In [None]:
import requests
# We are using a library called 'requests' to send messages to a service on the internet.

def speech_to_text(audio_binary):
    # This function will take audio (a sound file) and turn it into text.

    # Set up Watson Speech-to-Text HTTP API URL
    base_url = '...'  
    # This is where the Speech-to-Text service is located online (like its address).
    api_url = base_url + '/speech-to-text/api/v1/recognize'
    # We are adding "/recognize" to the base address to tell it exactly what we want it to do.

    # Set up parameters for our HTTP request
    params = {
        'model': 'en-US_Multimedia',
    }
    # "params" is like giving extra instructions to the service.
    # Here, we are telling it which language model to use (English in this case).

    # Set up the body of our HTTP request
    body = audio_binary
    # The "body" is where we send the audio data so the service knows what to work on.

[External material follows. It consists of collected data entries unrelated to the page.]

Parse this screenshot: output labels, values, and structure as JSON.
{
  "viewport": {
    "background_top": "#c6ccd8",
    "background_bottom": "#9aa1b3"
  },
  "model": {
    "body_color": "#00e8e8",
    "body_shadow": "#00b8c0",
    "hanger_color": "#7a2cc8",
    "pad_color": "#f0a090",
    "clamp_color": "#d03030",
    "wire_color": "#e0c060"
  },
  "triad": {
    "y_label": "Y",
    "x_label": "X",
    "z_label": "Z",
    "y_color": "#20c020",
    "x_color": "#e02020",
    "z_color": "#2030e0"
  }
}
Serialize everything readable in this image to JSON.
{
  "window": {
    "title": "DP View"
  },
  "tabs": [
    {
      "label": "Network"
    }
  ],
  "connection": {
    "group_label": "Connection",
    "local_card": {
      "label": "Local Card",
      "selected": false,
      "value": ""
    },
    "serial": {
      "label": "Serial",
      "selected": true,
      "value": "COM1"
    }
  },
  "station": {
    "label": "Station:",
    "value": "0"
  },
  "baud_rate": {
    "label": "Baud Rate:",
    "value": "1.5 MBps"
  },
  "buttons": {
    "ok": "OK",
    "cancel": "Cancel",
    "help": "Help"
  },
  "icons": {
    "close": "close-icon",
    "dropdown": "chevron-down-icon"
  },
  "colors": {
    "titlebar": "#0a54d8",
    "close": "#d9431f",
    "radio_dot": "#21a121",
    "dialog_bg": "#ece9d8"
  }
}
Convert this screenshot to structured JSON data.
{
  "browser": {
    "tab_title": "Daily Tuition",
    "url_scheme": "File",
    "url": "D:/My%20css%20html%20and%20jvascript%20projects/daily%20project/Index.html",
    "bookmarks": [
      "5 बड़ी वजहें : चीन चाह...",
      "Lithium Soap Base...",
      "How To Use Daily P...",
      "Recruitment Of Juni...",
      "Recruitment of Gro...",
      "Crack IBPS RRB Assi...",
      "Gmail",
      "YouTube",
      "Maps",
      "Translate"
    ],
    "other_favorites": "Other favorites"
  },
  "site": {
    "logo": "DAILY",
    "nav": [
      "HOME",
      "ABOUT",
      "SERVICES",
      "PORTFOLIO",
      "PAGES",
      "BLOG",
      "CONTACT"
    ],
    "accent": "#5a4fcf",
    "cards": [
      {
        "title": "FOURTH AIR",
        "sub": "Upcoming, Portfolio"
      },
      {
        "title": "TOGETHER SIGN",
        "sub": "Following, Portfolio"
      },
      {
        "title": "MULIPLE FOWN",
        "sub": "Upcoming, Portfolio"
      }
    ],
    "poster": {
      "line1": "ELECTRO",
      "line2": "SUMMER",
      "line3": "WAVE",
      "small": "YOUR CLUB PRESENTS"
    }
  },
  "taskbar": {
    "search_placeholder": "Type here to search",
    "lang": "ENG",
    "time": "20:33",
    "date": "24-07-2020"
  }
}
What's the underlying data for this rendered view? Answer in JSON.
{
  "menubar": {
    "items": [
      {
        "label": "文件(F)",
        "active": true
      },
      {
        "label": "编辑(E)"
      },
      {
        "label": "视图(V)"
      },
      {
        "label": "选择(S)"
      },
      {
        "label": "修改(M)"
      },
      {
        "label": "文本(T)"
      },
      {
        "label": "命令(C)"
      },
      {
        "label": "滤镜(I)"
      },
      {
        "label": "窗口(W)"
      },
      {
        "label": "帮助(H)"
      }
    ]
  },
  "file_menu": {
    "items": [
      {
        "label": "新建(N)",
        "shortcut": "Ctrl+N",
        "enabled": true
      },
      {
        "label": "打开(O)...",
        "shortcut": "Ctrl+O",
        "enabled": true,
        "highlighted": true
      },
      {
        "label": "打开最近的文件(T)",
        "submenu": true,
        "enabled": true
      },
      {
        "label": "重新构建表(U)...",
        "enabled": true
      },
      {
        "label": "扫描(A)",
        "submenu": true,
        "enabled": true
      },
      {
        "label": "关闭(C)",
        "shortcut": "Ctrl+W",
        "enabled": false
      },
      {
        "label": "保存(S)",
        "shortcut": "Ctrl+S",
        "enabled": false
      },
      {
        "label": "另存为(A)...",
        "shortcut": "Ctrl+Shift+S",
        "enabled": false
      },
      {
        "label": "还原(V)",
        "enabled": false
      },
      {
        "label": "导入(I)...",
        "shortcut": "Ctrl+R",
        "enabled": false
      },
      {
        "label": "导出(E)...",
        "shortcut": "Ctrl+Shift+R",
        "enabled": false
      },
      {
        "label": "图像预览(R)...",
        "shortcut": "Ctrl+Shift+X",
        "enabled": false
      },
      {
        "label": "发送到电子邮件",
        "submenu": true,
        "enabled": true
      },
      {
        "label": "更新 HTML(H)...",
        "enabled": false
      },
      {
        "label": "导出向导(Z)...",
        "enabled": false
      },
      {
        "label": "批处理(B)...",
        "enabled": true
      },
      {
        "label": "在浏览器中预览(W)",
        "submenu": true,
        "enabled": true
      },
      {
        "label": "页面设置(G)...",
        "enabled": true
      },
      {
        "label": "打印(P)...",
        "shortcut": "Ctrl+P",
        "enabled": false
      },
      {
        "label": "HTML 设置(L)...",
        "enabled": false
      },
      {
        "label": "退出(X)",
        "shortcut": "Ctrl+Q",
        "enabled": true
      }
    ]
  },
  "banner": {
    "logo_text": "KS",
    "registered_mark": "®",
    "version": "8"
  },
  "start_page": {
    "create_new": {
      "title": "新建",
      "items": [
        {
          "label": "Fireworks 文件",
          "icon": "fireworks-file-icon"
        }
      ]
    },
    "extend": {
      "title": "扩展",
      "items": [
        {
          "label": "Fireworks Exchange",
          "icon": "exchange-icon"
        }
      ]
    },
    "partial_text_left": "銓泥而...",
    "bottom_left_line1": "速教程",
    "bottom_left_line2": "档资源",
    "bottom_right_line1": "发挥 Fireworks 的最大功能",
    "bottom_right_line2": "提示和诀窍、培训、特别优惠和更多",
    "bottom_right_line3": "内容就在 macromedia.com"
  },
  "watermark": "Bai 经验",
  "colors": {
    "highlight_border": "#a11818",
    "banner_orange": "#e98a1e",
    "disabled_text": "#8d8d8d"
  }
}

    # Send an HTTP POST request
    response = requests.post(api_url, params=params, data=audio_binary).json()
    # We are sending the audio data to the service and asking it to turn it into text.
    # The service sends back a response, which is the result.

    # Parse the response to get our transcribed text
    text = 'null'
    # Start with text as 'null' (empty), which means we haven’t received any text yet.

    while bool(response.get('results')):
        # "bool" checks if something exists (True) or not (False).
        # Here, it checks if the response has 'results' (the text we are waiting for).

        print('Speech-to-Text response:', response)
        # Print the full response to see all the details.

        text = response.get('results').pop().get('alternatives').pop().get('transcript')
        # This line goes step by step to get the actual text from the response:
        # 1. Get the 'results' part.
        # 2. Take the last item (pop) from the list of results.
        # 3. Look inside for 'alternatives' (different text options).
        # 4. Take the last alternative (pop) and get its 'transcript' (the text it thinks is right).

        print('Recognised text: ', text)
        # Print the final text that the service recognized.

        return text
    # Finally, we return the text, so whoever called the function can use it.